With the media deals and ticket revenue locked in, the next wave of revenue opportunities is forming. Four years ago, commissioner Roger Goodell said, “We are not changing our position as it relates to legalized sports gambling. We still don't think it is a positive thing.” It is safe to say the “position” has changed, and the league is all in.
In April, the NFL announced its first U.S. sportsbook partnerships with Caesars Entertainment, DraftKings and FanDuel; the league later added Fox Bet, BetMGM, PointsBet and WynnBet as approved advertisers during games. The New Orleans Saints announced a 20-year stadium rights deal with Caesars in July, 12 months after the Raiders christened their new $1.9 billion Las Vegas stadium after relocating from Oakland. The NFL awarded Genius Sports the exclusive right to distribute gambling data to sports books around the world, as first reported by Sportico. The six-year deal tripled the prior cash payment from Sportradar, according to one source, and it included an equity component worth $475 million based on the company’s recent share price.
Local team revenue from sportsbooks, casinos and daily fantasy has tripled over the past three years and is now a nine-figure business, with some teams generating as much as $10 million annually in revenue. That is just a taste of where revenue is headed as legalization spreads and gambling opportunities become more ubiquitous around game action. In January, the Washington Football Team became the first NFL team granted a sports betting license, through a partnership with FanDuel in Virginia. The club just secured another license in Maryland.
NFL on TV
The NFL entered media negotiations from a position of strength with 73 of the 100 most-watched programs in 2019, according to Nielsen. It allowed the NFL to secure an opt-out after seven years if it finds a more lucrative or beneficial option.
The last major component of the NFL media package is Sunday Ticket.
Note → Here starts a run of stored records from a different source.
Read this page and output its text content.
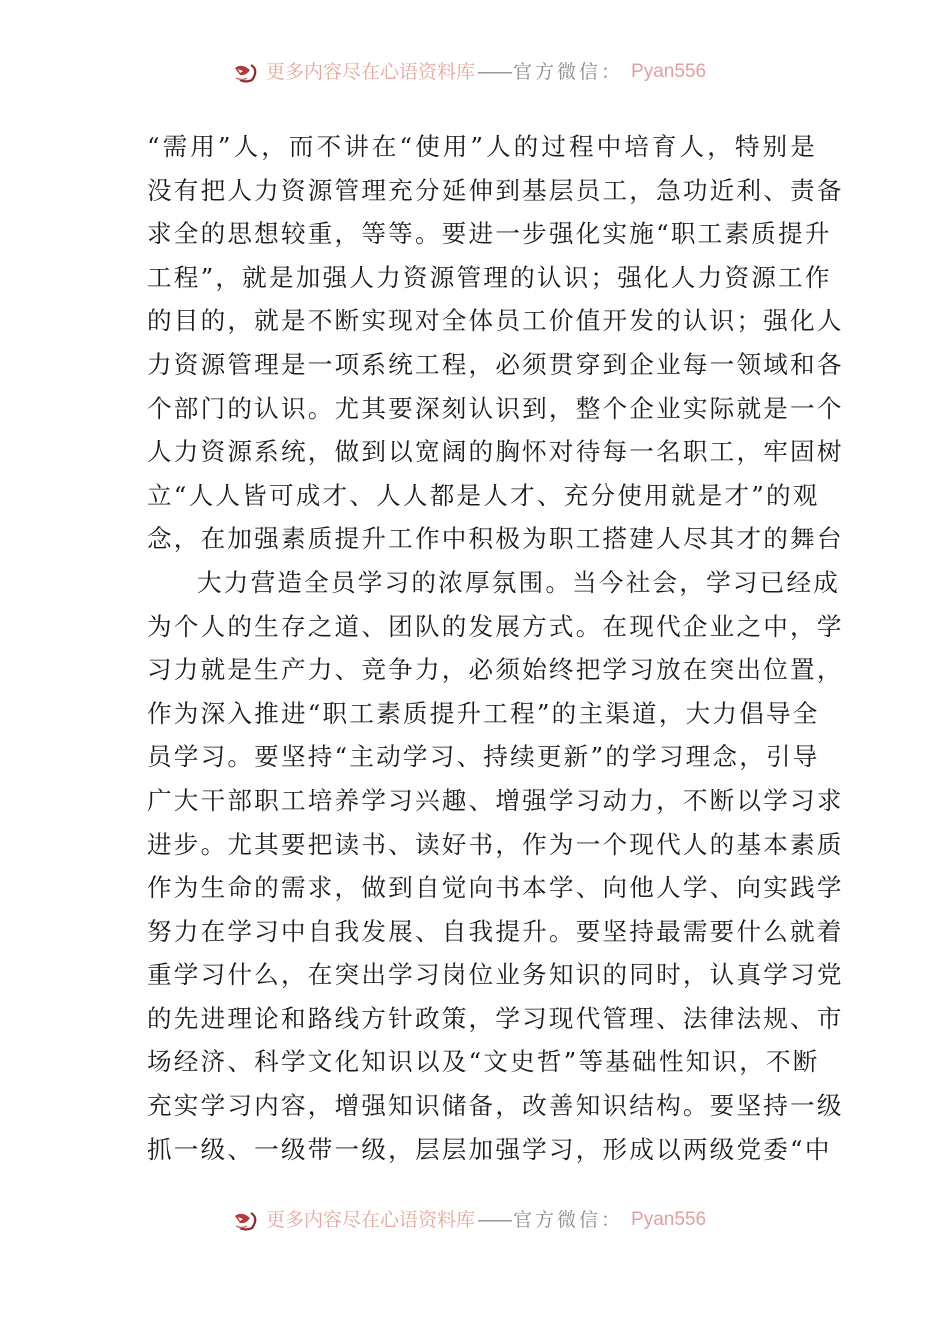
更多内容尽在心语资料库 —— 官方微信： Pyan556
“需用”人，而不讲在“使用”人的过程中培育人，特别是
没有把人力资源管理充分延伸到基层员工，急功近利、责备
求全的思想较重，等等。要进一步强化实施“职工素质提升
工程”，就是加强人力资源管理的认识；强化人力资源工作
的目的，就是不断实现对全体员工价值开发的认识；强化人
力资源管理是一项系统工程，必须贯穿到企业每一领域和各
个部门的认识。尤其要深刻认识到，整个企业实际就是一个
人力资源系统，做到以宽阔的胸怀对待每一名职工，牢固树
立“人人皆可成才、人人都是人才、充分使用就是才”的观
念，在加强素质提升工作中积极为职工搭建人尽其才的舞台
大力营造全员学习的浓厚氛围。当今社会，学习已经成
为个人的生存之道、团队的发展方式。在现代企业之中，学
习力就是生产力、竞争力，必须始终把学习放在突出位置，
作为深入推进“职工素质提升工程”的主渠道，大力倡导全
员学习。要坚持“主动学习、持续更新”的学习理念，引导
广大干部职工培养学习兴趣、增强学习动力，不断以学习求
进步。尤其要把读书、读好书，作为一个现代人的基本素质
作为生命的需求，做到自觉向书本学、向他人学、向实践学
努力在学习中自我发展、自我提升。要坚持最需要什么就着
重学习什么，在突出学习岗位业务知识的同时，认真学习党
的先进理论和路线方针政策，学习现代管理、法律法规、市
场经济、科学文化知识以及“文史哲”等基础性知识，不断
充实学习内容，增强知识储备，改善知识结构。要坚持一级
抓一级、一级带一级，层层加强学习，形成以两级党委“中
更多内容尽在心语资料库 —— 官方微信： Pyan556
DirecTV’s $1.5 billion-a-year deal expires after the 2022 season, and the service provider’s parent, AT&T, has indicated it will not renew. The league is expected to announce a new partner early next year.
“I think Sunday Ticket could tie-in to perhaps the biggest media deal that is out there, which is selling a percentage of NFL Media,” said media rights consultant Lee Berke in a phone interview. Goldman Sachs was hired this year by the NFL to sell a stake in its media business, which includes NFL Network, RedZone and NFL.com. Berke thinks Disney/ESPN, Comcast/NBCU and ViacomCBS could bid for both NFL Media and Sunday Ticket, given their ongoing status as league media partners, but that Apple and Amazon offer up resources beyond just production and distribution. Amazon already has a relationship with the league; it signed a 10-year deal in March to stream Thursday Night Football. Apple is building out its sports division.
Berke thinks there are many ways a high-powered partner could help the NFL further exploit its content, domestically and globally, and he expects the Sunday Ticket rights alone can command $2.5 billion a year. “When it comes to an equity stake in NFL Media, you are doing more than just buying a package of games that has an end date, you are buying a long-term relationship with the biggest sport in the world's richest economy,” he said.